For the past 20 years, that work has taken the form of management consulting. It has covered many types of problems, including the acquisition or divestiture of businesses, the building of new businesses, the streamlining of existing operations, and the redesign of organizations. Getting the logic right and telling the story are the key skills of a consultant, and I have become quite good at them, thanks to the jump start those honors papers and seminars gave me.
In my profession, the real key to success is the ability to develop such skills in others. Holding others to high intellectual standards, helping more junior consultants think about the logic and the story, and teaching them to have empathy for others are all critical. In fostering this development, I found that I relied heavily on the techniques that several of my professors, such as Frank Pierson, had used.
I have worked across many industries and have undertaken numerous pro bono assignments, ranging from efforts to revitalize the city of Oakland to helping nonprofit organizations that advocate for the improvement of children's welfare and education. As the old Quaker saying goes, I have done good and, in the process, done well. But it has been a grueling life, involving much travel and inflicting hardships on my wife (whom I met in Washington and married while attending business school) and two children (the older of whom now attends Swarthmore).
Two summers ago, I had the opportunity to take a sabbatical for 10 weeks. My family and I toured parts of Eastern Europe, Germany, Italy, France, and Scotland. In the course of the trip, I came to realize that many of the sights were familiar from my art history course. Without having planned it, I was, at last, following Professor Hungerford's advice on slowly letting the works of art and architecture permeate my brain and my soul.
I toured Ireland alone during the last week of my sabbatical. In Ireland, the art and architecture are less magisterial than those I had encountered in other places, but there is great natural beauty. And there are wonderful ruins, not grand or immense, but accessible and alive. Wandering through them, and around the countryside, I came to a full realization of my desire to experience more beauty and to take on the challenge of attempting to create a bit of it myself.

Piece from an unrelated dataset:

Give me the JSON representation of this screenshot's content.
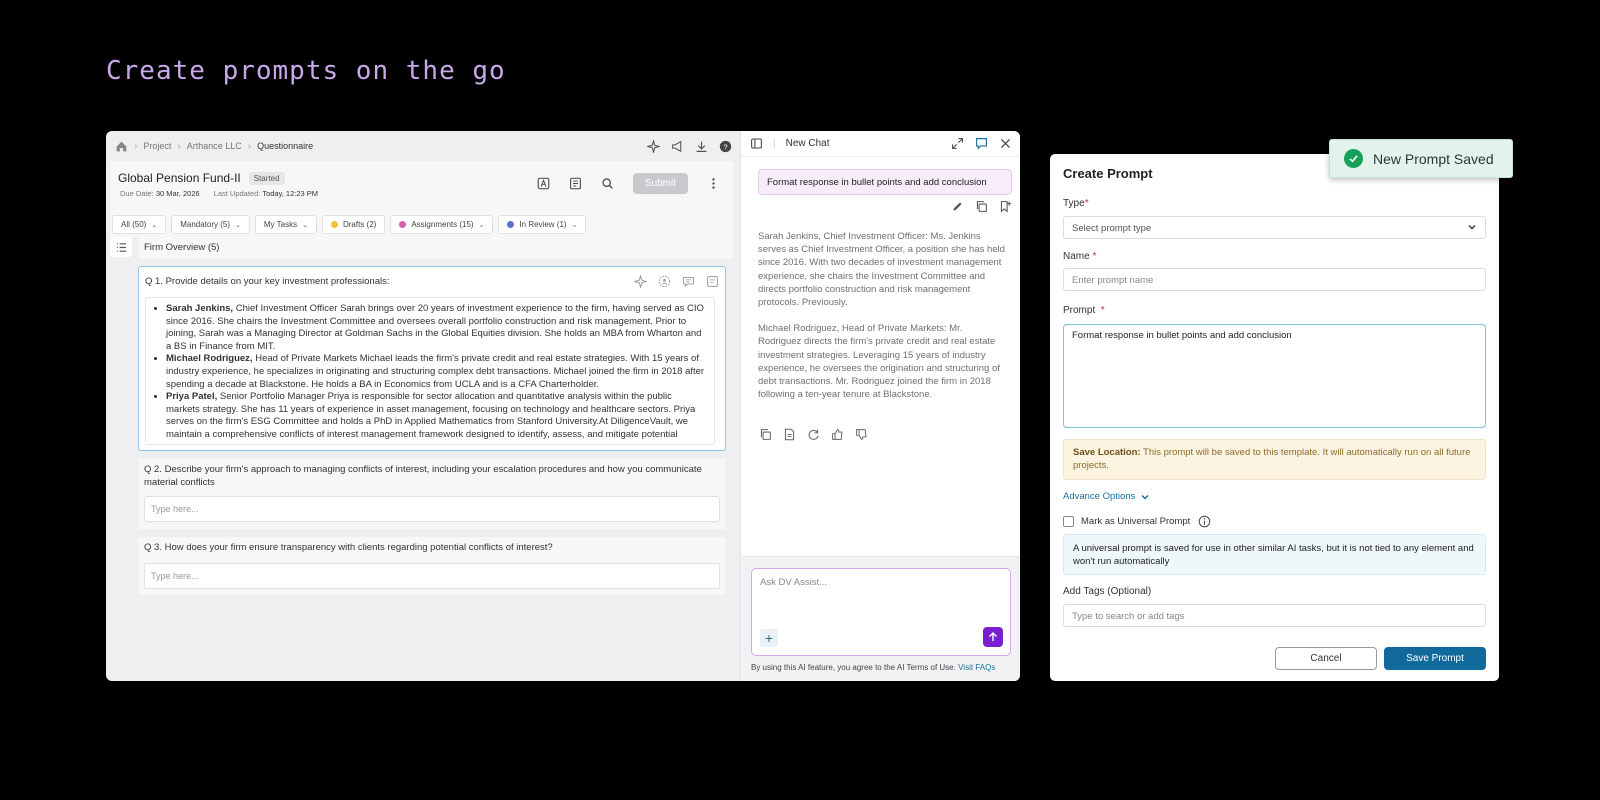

Since the sabbatical, I have been fulfilling the remaining responsibilities I have to my partners and am now ready to embark on the next phase of my life. What will this life contain? I can't say for sure, but I do know there are many beautiful areas to explore still. And while I can't paint, I think I can build things that create beauty, such as a Victorian garden. Mostly, I hope to conduct my life at a pace that allows me to feel all of its rich possibilities.
As for Swarthmore, I know it will continue to affect me. I am now on the Alumni Council, and my son has three more years to go; so there will be many connections in the coming years. I do wonder about what lies ahead. What will I still learn? What will my son learn? What seed will be planted in him?
Koof Kalkstein is a senior partner with the Boston Consulting Group in San Francisco.